I've created a fictional example to show my problem.
set.seed(100)
data <- as.data.frame(cbind(Class=sample(c(1,2),100,replace=T),matrix(runif(10000,min=-10,max=100),nrow=100)))
With this dataset, I've computed Cook's distance with two different subsets of markers:
# Full of NaN values
mod <- lm(formula=Class ~ ., data=data)
cooksd <- cooks.distance(mod)
print(cooksd)
, and
# Values different from NaN
mod <- lm(formula=Class ~ ., data=data[,c(1:51)])
cooksd <- cooks.distance(mod)
print(cooksd)
So, I don't know if:
- Cook's distance is not suitable for this kind scenarios
- A vector full of NaN values mean that there is no influence between points
- Cook's distance is sensitive to high number of features
Best Answer
The problem here is not just that Cook's distance is not suitable for this kind of scenario: even classical linear regression is not suitable. Here you have over 100 predictors but just 10 observations.

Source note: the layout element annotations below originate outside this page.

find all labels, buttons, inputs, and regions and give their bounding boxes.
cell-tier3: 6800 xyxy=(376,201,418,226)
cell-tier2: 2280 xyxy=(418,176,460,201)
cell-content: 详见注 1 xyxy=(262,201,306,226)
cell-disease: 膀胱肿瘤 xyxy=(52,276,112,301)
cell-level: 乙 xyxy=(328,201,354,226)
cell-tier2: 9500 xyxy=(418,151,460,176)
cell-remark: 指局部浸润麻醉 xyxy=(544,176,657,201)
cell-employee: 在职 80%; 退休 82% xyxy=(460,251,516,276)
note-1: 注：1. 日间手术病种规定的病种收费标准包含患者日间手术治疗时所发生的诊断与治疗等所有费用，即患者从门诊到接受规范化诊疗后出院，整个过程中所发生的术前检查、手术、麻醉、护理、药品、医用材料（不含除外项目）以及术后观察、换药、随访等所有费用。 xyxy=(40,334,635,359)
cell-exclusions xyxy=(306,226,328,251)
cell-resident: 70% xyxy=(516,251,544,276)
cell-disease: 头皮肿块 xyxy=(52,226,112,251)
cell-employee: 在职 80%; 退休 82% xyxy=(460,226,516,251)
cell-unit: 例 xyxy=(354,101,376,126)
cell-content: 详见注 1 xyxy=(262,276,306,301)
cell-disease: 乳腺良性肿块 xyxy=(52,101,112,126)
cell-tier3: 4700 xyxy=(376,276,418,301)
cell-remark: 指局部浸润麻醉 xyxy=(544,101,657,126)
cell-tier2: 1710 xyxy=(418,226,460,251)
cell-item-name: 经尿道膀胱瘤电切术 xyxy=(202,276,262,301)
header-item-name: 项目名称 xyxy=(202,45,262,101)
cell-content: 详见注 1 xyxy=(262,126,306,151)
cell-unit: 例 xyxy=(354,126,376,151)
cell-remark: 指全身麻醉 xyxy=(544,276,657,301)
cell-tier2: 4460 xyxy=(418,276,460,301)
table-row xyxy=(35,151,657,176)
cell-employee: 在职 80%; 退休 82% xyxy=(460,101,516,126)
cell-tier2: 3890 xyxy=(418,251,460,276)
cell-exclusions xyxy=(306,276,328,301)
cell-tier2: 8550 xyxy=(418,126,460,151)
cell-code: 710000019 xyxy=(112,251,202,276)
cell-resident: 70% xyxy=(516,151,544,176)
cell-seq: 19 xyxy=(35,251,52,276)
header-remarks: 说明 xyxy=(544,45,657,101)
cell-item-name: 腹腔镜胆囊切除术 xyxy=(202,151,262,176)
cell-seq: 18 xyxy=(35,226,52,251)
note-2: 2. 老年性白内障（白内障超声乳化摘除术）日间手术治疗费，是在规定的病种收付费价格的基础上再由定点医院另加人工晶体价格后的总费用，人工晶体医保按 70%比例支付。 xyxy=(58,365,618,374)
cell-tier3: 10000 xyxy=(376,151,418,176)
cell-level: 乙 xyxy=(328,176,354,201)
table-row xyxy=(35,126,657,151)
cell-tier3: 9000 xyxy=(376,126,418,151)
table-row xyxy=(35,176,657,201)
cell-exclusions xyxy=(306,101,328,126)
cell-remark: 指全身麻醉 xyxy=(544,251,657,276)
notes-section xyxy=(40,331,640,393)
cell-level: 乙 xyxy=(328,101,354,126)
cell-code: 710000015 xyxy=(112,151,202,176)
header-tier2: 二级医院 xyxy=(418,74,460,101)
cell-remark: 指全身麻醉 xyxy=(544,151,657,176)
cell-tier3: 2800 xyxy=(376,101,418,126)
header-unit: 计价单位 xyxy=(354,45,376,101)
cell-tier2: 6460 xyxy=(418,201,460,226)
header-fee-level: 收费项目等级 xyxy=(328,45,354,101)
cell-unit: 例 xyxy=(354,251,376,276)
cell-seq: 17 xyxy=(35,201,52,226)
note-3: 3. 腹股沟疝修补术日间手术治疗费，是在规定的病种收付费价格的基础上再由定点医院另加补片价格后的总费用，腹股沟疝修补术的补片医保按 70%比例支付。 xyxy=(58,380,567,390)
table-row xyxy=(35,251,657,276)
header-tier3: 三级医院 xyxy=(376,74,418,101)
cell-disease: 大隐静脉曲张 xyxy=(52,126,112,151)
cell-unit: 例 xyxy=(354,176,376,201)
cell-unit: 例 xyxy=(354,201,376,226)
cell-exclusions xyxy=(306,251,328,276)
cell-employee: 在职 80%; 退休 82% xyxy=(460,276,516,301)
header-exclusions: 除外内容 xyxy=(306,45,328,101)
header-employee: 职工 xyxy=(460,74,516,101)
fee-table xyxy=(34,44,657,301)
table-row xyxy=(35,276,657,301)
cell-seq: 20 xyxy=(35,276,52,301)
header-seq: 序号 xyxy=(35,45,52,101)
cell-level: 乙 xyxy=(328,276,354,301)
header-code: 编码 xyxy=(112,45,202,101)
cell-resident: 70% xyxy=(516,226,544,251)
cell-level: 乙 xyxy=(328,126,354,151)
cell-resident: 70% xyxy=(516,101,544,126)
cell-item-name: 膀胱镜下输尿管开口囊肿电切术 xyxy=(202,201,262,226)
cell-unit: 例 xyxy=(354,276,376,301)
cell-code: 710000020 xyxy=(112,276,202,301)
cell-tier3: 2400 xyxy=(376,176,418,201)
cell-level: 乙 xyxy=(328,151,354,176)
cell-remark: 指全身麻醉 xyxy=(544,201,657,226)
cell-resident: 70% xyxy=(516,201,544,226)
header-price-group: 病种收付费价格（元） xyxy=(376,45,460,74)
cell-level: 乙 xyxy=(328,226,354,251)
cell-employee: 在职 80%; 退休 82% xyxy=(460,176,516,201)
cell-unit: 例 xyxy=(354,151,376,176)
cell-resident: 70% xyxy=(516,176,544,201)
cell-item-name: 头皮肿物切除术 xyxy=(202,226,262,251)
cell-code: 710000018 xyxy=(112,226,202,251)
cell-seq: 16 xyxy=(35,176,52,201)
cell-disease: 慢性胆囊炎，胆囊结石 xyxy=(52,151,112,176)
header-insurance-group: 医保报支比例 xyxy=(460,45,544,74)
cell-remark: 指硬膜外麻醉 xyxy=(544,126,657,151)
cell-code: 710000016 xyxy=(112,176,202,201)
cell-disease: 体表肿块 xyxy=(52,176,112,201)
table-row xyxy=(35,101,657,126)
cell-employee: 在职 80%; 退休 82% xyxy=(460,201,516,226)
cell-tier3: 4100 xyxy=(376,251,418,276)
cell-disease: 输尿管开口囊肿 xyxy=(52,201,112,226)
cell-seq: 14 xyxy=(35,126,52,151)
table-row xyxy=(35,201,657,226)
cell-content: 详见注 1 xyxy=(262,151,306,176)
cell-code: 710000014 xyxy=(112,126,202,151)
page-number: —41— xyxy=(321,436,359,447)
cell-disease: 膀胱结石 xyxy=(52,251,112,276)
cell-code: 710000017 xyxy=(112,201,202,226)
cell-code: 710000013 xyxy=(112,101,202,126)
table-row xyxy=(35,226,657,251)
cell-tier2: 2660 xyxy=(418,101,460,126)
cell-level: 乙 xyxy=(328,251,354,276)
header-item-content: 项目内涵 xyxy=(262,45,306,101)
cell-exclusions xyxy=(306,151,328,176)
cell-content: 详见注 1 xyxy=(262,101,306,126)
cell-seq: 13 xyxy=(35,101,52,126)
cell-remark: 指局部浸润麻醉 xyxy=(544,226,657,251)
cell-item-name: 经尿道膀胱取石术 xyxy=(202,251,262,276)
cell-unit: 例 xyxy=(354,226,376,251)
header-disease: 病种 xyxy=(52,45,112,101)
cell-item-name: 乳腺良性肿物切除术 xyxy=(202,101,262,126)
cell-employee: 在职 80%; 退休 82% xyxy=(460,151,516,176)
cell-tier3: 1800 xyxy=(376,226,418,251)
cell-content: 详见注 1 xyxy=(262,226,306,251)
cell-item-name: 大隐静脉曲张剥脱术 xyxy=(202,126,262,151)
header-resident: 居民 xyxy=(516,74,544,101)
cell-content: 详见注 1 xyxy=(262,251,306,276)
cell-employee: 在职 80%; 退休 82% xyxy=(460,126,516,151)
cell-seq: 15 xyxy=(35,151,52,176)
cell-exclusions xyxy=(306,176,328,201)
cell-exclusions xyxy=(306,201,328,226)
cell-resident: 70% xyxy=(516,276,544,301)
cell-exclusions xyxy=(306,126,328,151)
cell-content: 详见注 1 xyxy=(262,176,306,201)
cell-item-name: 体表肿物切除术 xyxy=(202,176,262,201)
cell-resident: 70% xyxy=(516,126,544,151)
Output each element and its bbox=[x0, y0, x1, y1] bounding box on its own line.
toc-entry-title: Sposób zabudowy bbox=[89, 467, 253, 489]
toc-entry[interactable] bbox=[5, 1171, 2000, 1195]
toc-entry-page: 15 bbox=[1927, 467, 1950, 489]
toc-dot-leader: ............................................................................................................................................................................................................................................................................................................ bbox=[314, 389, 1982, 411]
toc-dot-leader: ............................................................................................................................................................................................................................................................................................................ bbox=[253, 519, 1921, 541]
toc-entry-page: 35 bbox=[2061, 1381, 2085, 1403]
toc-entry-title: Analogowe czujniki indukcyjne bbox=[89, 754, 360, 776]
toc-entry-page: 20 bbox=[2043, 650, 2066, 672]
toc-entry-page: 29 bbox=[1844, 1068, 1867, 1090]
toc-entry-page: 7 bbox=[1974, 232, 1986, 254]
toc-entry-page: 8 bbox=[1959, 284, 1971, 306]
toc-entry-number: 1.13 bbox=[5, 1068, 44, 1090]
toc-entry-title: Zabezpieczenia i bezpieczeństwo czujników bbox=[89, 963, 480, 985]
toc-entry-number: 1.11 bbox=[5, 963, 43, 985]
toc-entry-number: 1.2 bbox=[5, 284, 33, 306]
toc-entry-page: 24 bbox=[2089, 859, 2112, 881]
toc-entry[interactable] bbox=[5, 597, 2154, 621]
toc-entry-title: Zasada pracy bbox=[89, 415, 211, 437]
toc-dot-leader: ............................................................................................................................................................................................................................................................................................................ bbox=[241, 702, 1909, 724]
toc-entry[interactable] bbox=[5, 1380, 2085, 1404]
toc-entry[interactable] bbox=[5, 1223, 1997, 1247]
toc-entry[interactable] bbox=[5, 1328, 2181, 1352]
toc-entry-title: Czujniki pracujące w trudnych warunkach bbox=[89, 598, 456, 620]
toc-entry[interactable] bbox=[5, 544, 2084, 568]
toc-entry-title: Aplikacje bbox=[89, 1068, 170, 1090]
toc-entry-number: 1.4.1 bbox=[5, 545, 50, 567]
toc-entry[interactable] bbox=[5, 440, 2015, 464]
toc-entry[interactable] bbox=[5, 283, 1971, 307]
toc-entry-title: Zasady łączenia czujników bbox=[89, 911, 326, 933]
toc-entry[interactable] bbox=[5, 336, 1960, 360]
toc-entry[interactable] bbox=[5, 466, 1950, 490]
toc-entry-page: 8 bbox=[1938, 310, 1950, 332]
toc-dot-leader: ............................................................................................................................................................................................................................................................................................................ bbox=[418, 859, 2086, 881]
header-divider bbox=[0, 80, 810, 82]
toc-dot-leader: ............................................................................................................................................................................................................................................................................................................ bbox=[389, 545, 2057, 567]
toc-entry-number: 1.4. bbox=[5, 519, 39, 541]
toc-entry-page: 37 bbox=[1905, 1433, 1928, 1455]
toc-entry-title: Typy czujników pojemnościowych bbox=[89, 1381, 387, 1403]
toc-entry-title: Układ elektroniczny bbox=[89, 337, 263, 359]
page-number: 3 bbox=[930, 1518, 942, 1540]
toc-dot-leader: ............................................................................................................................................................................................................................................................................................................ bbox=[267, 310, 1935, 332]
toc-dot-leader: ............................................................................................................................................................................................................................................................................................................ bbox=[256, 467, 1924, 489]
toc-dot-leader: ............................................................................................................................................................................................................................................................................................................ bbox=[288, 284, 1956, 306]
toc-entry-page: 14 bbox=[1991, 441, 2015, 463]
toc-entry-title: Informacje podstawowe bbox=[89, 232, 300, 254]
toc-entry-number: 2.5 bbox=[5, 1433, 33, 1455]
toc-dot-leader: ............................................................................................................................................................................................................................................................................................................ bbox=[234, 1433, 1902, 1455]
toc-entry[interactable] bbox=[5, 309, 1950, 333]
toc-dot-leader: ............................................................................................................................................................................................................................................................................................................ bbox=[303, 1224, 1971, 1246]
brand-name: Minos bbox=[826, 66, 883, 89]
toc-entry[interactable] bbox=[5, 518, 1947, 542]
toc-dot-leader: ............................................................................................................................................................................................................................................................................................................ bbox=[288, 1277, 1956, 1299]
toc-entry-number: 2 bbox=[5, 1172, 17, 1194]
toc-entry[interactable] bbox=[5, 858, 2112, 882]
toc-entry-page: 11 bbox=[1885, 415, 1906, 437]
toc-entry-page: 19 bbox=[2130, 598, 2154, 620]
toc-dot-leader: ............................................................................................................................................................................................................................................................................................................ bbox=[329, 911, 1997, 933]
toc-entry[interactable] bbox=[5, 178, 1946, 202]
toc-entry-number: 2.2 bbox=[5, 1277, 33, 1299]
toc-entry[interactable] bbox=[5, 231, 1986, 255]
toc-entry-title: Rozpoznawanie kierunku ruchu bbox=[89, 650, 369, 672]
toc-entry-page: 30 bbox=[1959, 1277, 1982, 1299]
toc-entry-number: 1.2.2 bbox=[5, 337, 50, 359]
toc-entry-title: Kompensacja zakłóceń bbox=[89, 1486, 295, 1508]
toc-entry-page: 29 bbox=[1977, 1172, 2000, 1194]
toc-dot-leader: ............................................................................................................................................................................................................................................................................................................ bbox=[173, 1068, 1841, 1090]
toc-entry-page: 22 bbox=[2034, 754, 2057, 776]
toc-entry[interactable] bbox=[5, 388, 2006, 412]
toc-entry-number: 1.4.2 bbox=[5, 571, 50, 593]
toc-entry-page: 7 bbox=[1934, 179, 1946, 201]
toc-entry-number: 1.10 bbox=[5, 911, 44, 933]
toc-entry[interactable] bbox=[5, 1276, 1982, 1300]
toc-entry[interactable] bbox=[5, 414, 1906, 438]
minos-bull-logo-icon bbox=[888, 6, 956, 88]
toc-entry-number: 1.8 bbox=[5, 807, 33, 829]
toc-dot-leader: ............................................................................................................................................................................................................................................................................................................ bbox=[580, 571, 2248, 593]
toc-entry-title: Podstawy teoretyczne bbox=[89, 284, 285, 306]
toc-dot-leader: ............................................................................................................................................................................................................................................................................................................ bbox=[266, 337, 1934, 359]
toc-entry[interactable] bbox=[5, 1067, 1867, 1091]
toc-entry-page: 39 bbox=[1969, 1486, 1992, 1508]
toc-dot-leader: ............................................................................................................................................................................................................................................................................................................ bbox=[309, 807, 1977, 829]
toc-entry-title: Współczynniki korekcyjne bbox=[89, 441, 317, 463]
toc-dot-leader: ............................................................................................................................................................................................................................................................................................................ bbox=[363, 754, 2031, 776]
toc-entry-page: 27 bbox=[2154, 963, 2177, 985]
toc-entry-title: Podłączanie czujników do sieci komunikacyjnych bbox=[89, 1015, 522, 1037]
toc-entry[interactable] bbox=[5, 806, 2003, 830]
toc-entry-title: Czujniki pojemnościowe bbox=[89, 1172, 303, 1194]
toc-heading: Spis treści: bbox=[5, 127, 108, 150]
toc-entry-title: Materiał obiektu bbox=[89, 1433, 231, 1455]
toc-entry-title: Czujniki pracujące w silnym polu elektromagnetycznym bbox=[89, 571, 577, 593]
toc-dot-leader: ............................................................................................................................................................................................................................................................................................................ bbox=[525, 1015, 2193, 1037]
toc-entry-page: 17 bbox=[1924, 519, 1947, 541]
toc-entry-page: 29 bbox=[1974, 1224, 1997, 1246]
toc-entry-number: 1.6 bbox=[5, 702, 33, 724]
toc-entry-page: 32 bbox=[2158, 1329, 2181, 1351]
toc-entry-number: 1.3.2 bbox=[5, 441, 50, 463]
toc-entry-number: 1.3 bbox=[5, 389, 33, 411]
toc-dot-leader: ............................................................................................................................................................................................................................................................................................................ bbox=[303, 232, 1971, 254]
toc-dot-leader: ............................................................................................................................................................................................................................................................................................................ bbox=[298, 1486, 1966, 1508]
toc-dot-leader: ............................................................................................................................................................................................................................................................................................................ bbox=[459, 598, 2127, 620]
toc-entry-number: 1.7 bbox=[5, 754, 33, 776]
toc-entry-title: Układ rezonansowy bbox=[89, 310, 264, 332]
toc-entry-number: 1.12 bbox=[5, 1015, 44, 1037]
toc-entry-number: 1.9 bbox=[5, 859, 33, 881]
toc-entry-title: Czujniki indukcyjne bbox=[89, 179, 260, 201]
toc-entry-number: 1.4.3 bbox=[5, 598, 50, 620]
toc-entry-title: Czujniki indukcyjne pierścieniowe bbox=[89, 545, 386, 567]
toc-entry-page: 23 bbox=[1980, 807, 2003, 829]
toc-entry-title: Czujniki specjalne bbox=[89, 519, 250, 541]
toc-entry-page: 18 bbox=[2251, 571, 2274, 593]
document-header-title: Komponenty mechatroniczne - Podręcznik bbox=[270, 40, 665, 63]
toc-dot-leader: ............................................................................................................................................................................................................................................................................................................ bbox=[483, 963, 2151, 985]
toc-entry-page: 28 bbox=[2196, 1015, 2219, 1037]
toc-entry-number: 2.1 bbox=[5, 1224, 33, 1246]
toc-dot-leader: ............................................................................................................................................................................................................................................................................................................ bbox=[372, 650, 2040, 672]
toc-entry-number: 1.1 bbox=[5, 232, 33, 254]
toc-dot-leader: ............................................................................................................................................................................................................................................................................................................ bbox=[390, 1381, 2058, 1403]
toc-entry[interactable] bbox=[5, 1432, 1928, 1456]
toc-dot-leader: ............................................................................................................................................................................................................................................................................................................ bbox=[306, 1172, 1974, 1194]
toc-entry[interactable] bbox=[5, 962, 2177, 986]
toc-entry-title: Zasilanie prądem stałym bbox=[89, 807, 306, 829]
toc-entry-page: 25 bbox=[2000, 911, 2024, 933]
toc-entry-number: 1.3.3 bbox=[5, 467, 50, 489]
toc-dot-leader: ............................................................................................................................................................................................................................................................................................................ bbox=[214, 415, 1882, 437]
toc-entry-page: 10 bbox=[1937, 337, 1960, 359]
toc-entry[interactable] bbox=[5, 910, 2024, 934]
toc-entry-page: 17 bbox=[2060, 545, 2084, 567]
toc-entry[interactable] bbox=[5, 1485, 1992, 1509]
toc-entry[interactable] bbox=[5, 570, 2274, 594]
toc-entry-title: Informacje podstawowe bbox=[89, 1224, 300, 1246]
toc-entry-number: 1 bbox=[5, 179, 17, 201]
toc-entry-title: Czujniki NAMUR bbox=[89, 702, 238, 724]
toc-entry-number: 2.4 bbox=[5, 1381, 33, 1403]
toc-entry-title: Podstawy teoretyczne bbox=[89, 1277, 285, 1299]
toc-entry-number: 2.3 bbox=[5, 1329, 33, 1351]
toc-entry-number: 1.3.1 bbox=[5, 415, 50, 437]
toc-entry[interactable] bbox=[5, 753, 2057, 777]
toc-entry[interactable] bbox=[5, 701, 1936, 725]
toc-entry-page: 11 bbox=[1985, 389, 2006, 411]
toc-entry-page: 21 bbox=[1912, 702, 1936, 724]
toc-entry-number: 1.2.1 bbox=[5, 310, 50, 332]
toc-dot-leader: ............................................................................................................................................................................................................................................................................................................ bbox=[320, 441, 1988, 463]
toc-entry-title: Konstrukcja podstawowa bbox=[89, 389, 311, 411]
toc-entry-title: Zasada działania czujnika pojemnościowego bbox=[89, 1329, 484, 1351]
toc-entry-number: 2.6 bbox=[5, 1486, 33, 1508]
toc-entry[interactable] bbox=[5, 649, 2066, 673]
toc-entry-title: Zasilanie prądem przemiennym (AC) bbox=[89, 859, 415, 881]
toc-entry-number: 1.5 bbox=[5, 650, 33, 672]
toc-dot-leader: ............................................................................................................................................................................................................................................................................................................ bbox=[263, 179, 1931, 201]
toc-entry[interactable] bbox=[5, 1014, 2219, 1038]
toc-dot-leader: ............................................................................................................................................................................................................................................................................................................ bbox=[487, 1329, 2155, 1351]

Therefore, ordinary least squares doesn't yield a single solution and variances of parameters and residuals can't be estimated. You can see that for your example data even one parameter can't be estimated:
Due to the same reason, Cook's distance can't be computed. A definition of Cook's distance is:
$$D_i = \frac{e_{i}^{2}}{s^{2} p}\left[\frac{h_{i}}{(1-h_{i})^2}\right]$$
where $$s^{2} \equiv \left( n - p \right)^{-1} \mathbf{e}^{\top} \mathbf{e}$$ is the mean squared error of the regression model. Therefore, if the mean squared error of the regression model can't be computed or it is estimated to be zero, Cook's distance can't be computed and R just gives NaN.
I suggest using a different method to adjust your model, like Lasso or partial least squares - unless you can get more observations than parameters.